Les ventes de champagne connaissent un ralentissement marqué. Avec environ 266 millions de bouteilles expédiées en 2025, le secteur affiche son plus faible niveau depuis 2002, hors période de crise sanitaire. Selon les chiffres publiés ce samedi 17…

les ventes de bouteilles au plus bas depuis plus de vingt ans, hors Covid

Les ventes de champagne connaissent un ralentissement marqué. Avec environ 266 millions de bouteilles expédiées en 2025, le secteur affiche son plus faible niveau depuis 2002, hors période de crise sanitaire.

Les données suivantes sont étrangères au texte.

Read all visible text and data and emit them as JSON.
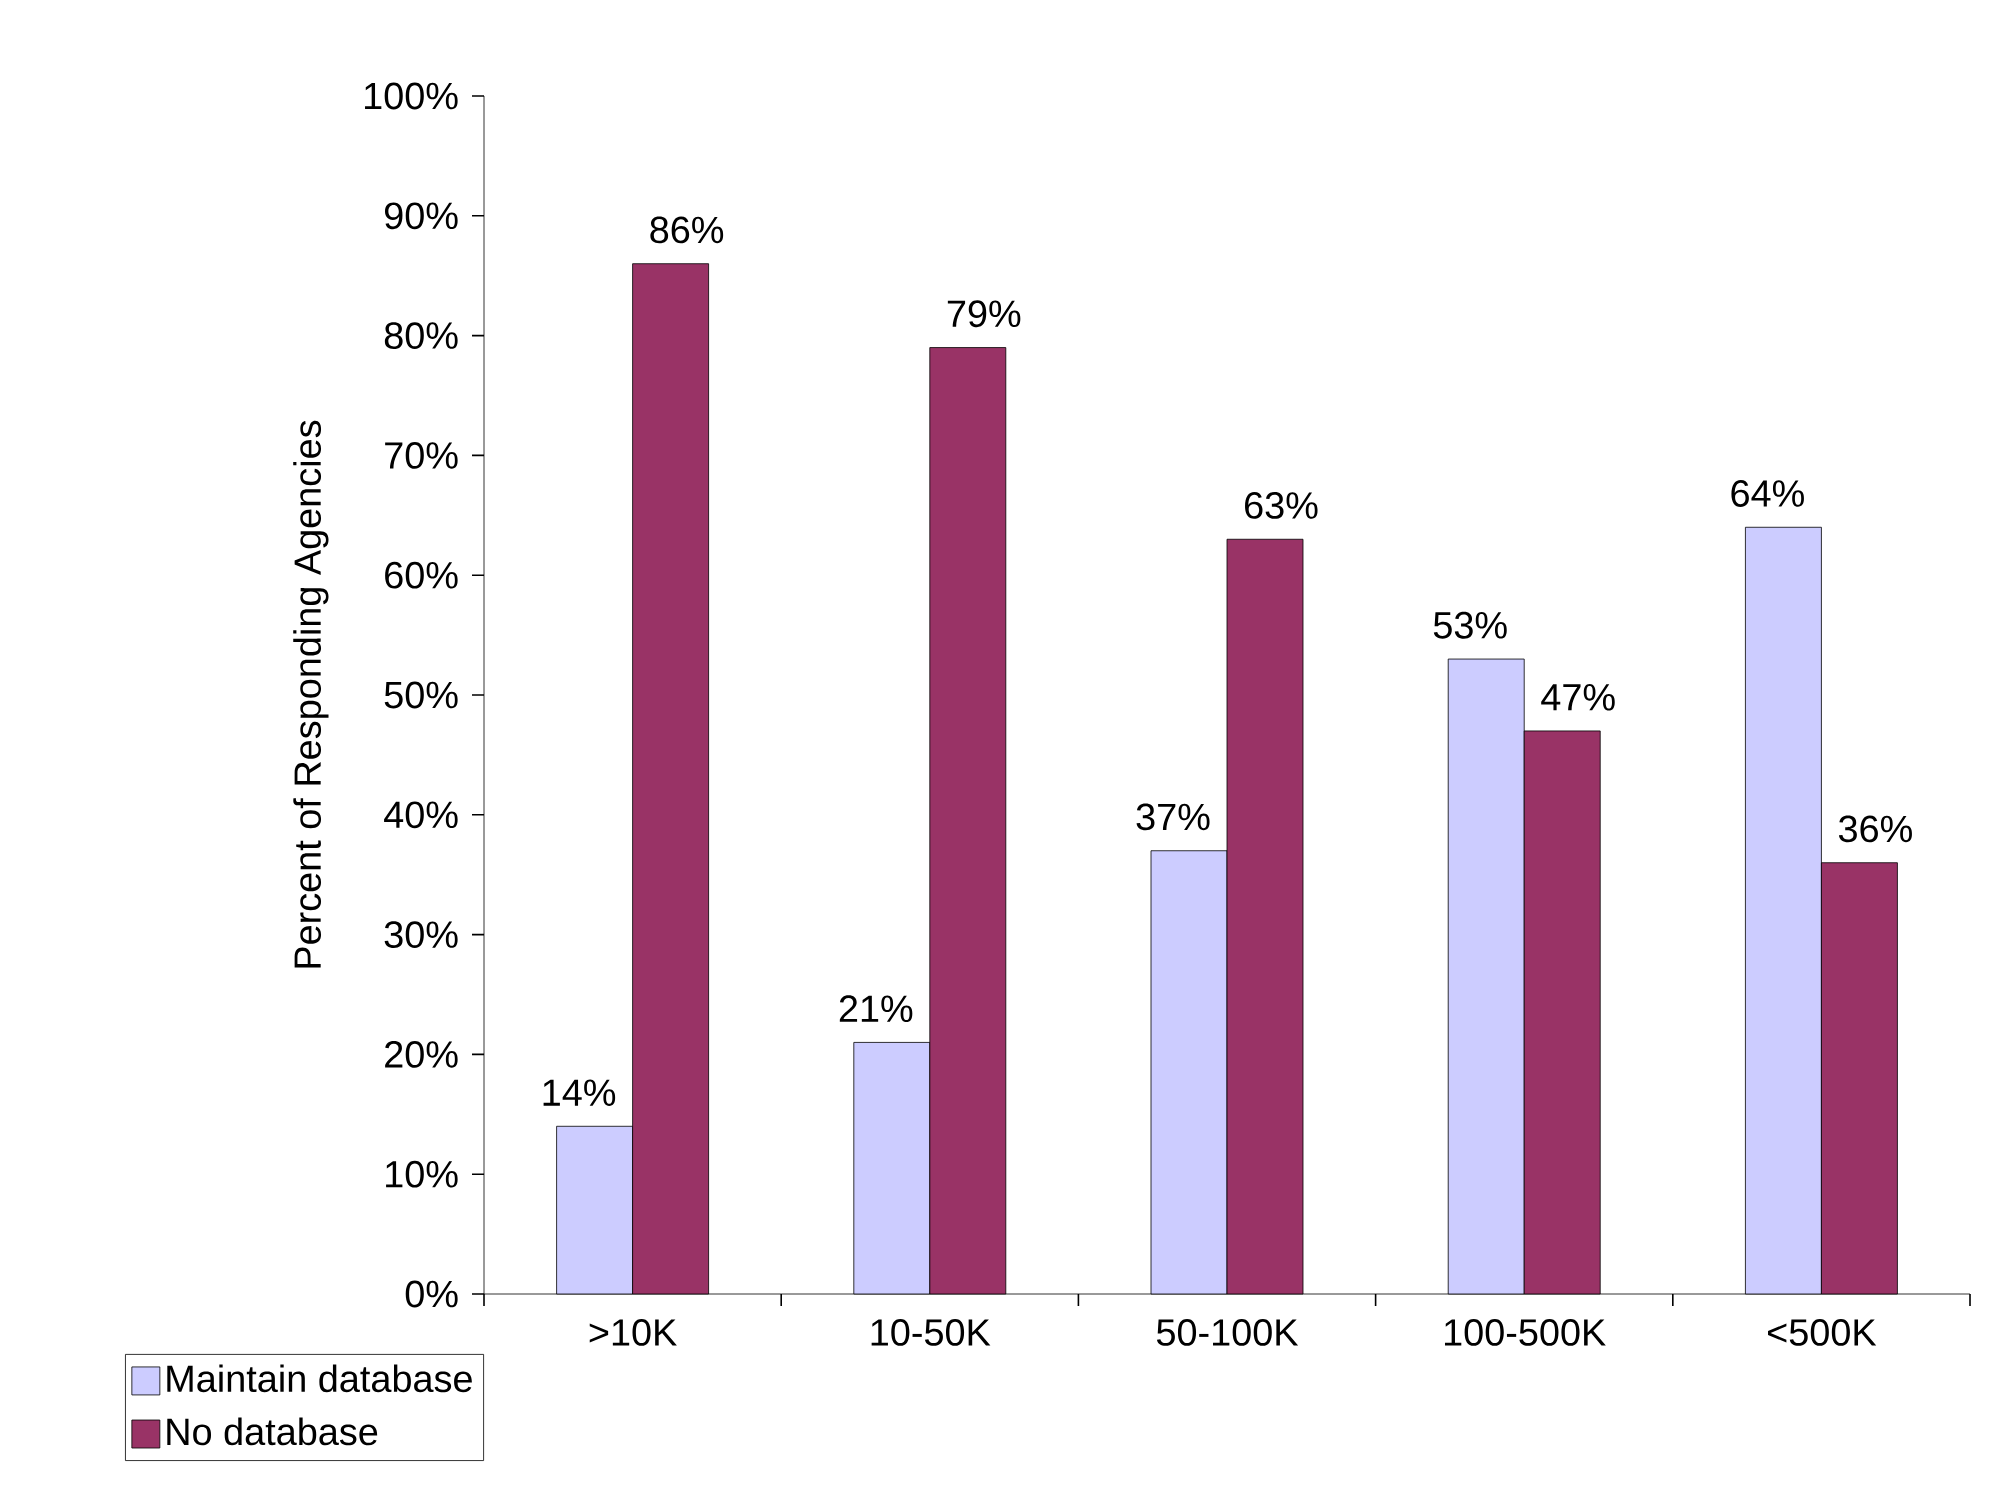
{
  "chart_data": {
    "type": "bar",
    "ylabel": "Percent of Responding Agencies",
    "categories": [
      ">10K",
      "10-50K",
      "50-100K",
      "100-500K",
      "<500K"
    ],
    "series": [
      {
        "name": "Maintain database",
        "color": "#ccccff",
        "values": [
          14,
          21,
          37,
          53,
          64
        ],
        "value_labels": [
          "14%",
          "21%",
          "37%",
          "53%",
          "64%"
        ]
      },
      {
        "name": "No database",
        "color": "#993366",
        "values": [
          86,
          79,
          63,
          47,
          36
        ],
        "value_labels": [
          "86%",
          "79%",
          "63%",
          "47%",
          "36%"
        ]
      }
    ],
    "ylim": [
      0,
      100
    ],
    "yticks": [
      {
        "value": 0,
        "label": "0%"
      },
      {
        "value": 10,
        "label": "10%"
      },
      {
        "value": 20,
        "label": "20%"
      },
      {
        "value": 30,
        "label": "30%"
      },
      {
        "value": 40,
        "label": "40%"
      },
      {
        "value": 50,
        "label": "50%"
      },
      {
        "value": 60,
        "label": "60%"
      },
      {
        "value": 70,
        "label": "70%"
      },
      {
        "value": 80,
        "label": "80%"
      },
      {
        "value": 90,
        "label": "90%"
      },
      {
        "value": 100,
        "label": "100%"
      }
    ],
    "grid": false,
    "legend": "bottom left"
  }
}
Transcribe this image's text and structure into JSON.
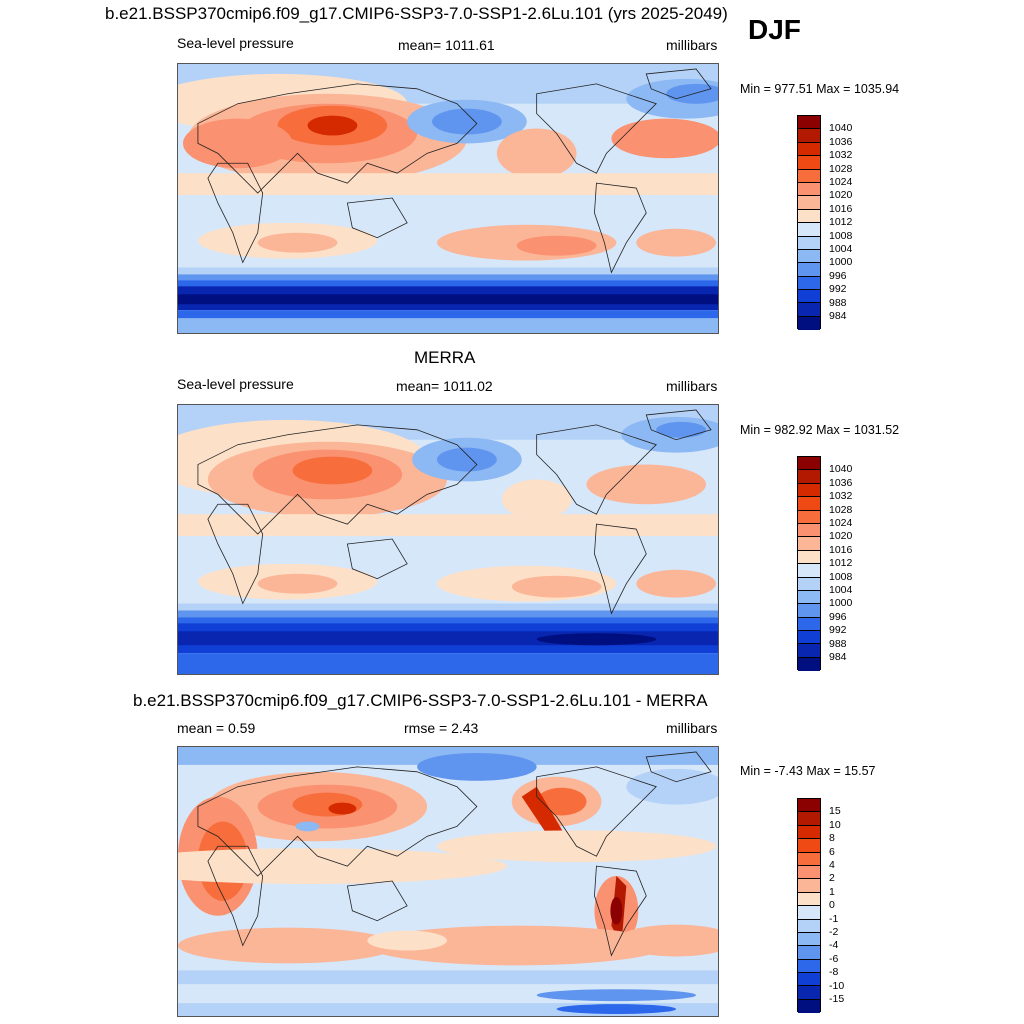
{
  "season": "DJF",
  "panels": [
    {
      "title": "b.e21.BSSP370cmip6.f09_g17.CMIP6-SSP3-7.0-SSP1-2.6Lu.101 (yrs 2025-2049)",
      "left_label": "Sea-level pressure",
      "center_label": "mean= 1011.61",
      "right_label": "millibars",
      "minmax": "Min = 977.51 Max = 1035.94",
      "map_kind": "model"
    },
    {
      "title": "MERRA",
      "left_label": "Sea-level pressure",
      "center_label": "mean= 1011.02",
      "right_label": "millibars",
      "minmax": "Min = 982.92 Max = 1031.52",
      "map_kind": "obs"
    },
    {
      "title": "b.e21.BSSP370cmip6.f09_g17.CMIP6-SSP3-7.0-SSP1-2.6Lu.101 - MERRA",
      "left_label": "mean =   0.59",
      "center_label": "rmse =   2.43",
      "right_label": "millibars",
      "minmax": "Min =  -7.43 Max =  15.57",
      "map_kind": "diff"
    }
  ],
  "colorbar_abs": {
    "labels": [
      "1040",
      "1036",
      "1032",
      "1028",
      "1024",
      "1020",
      "1016",
      "1012",
      "1008",
      "1004",
      "1000",
      "996",
      "992",
      "988",
      "984"
    ],
    "colors": [
      "#8b0000",
      "#b31800",
      "#d52a00",
      "#ef4a14",
      "#f76e3c",
      "#fa9170",
      "#fbb597",
      "#fde0c8",
      "#d6e7fa",
      "#b4d2f7",
      "#8cb8f3",
      "#5f95ef",
      "#2d68eb",
      "#0f3fd4",
      "#0826b0",
      "#000f80"
    ]
  },
  "colorbar_diff": {
    "labels": [
      "15",
      "10",
      "8",
      "6",
      "4",
      "2",
      "1",
      "0",
      "-1",
      "-2",
      "-4",
      "-6",
      "-8",
      "-10",
      "-15"
    ],
    "colors": [
      "#8b0000",
      "#b31800",
      "#d52a00",
      "#ef4a14",
      "#f76e3c",
      "#fa9170",
      "#fbb597",
      "#fde0c8",
      "#d6e7fa",
      "#b4d2f7",
      "#8cb8f3",
      "#5f95ef",
      "#2d68eb",
      "#0f3fd4",
      "#0826b0",
      "#000f80"
    ]
  }
}
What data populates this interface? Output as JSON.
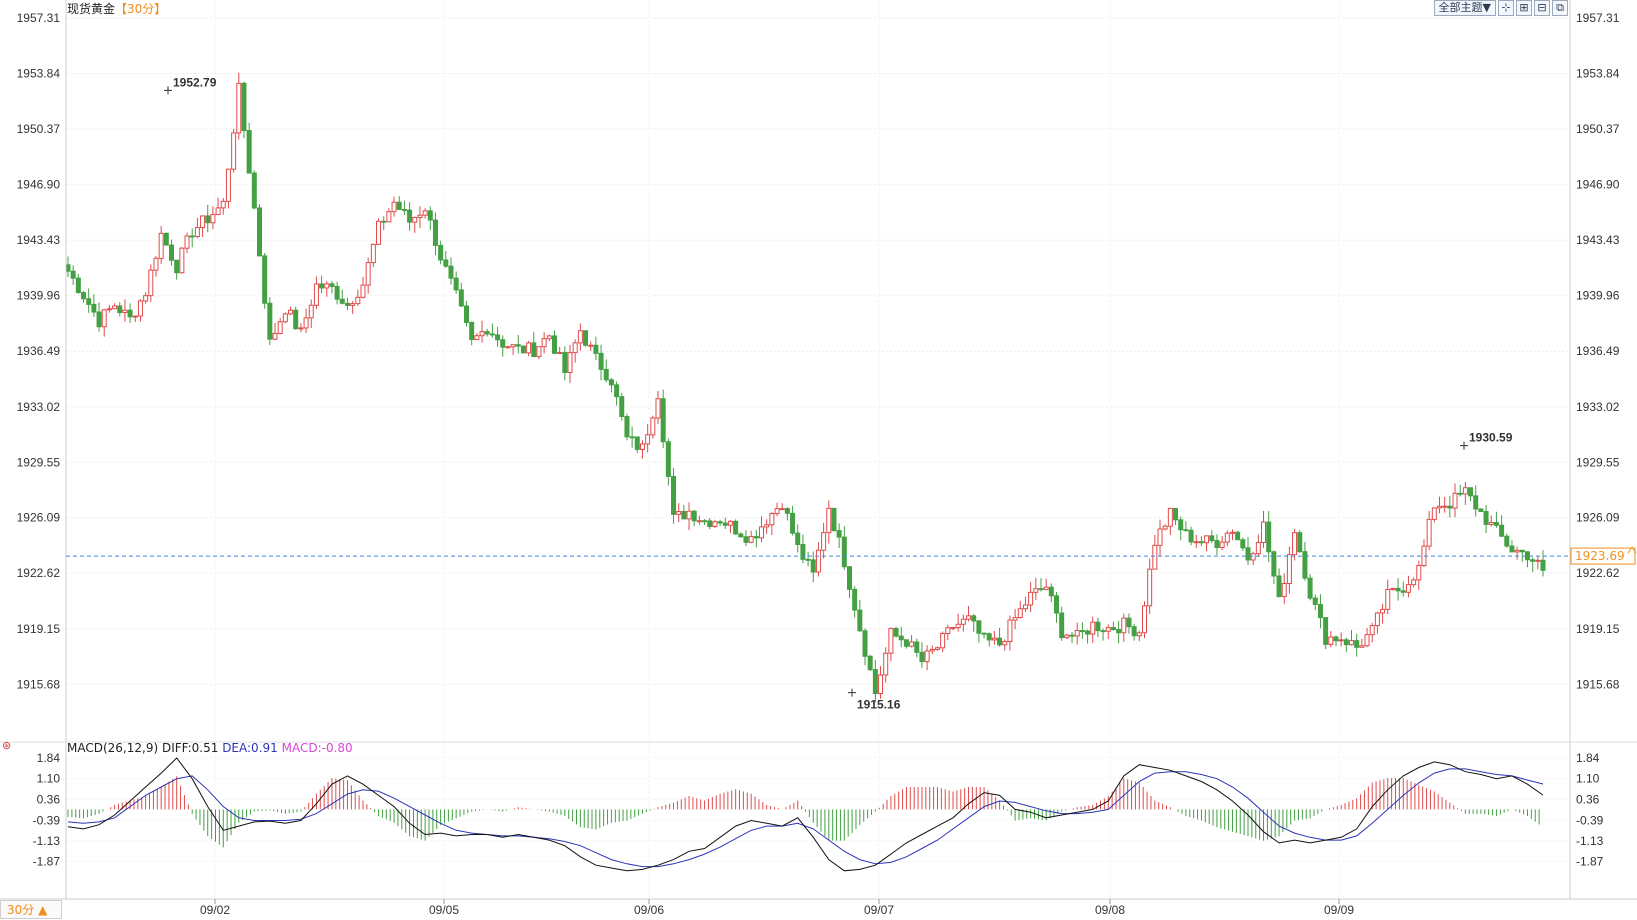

Selon les chiffres publiés ce samedi 17 janvier 2026 par le Comité Champagne, les expéditions ont légèrement diminué par rapport à l’année précédente (272 millions de bouteilles). Ce recul s’inscrit dans une tendance baissière observée depuis trois ans, mais reste significatif si l’on considère l’historique du secteur. L’année record demeure 2007, avec 338 millions de bouteilles vendues, tandis que 2020, marquée par les restrictions liées à la pandémie de Covid-19, avait vu les expéditions chuter à 287 millions d’unités.

« Il est important de distinguer l’expédition de la consommation, explique David Chatillon, coprésident du Comité Champagne. Les chiffres que nous publions concernent les bouteilles achevées et prêtes à être commercialisées, qu’elles soient destinées au marché français ou à l’exportation. »

Le Comité Champagne attribue ce ralentissement à un contexte économique et géopolitique incertain, ainsi qu’à des évolutions dans les habitudes de consommation et à des ajustements de stocks. « Le champagne est avant tout un symbole de célébration et de bonne humeur, souligne David Chatillon. Le climat actuel, tant au niveau national qu’international, n’est pas particulièrement propice à la fête. »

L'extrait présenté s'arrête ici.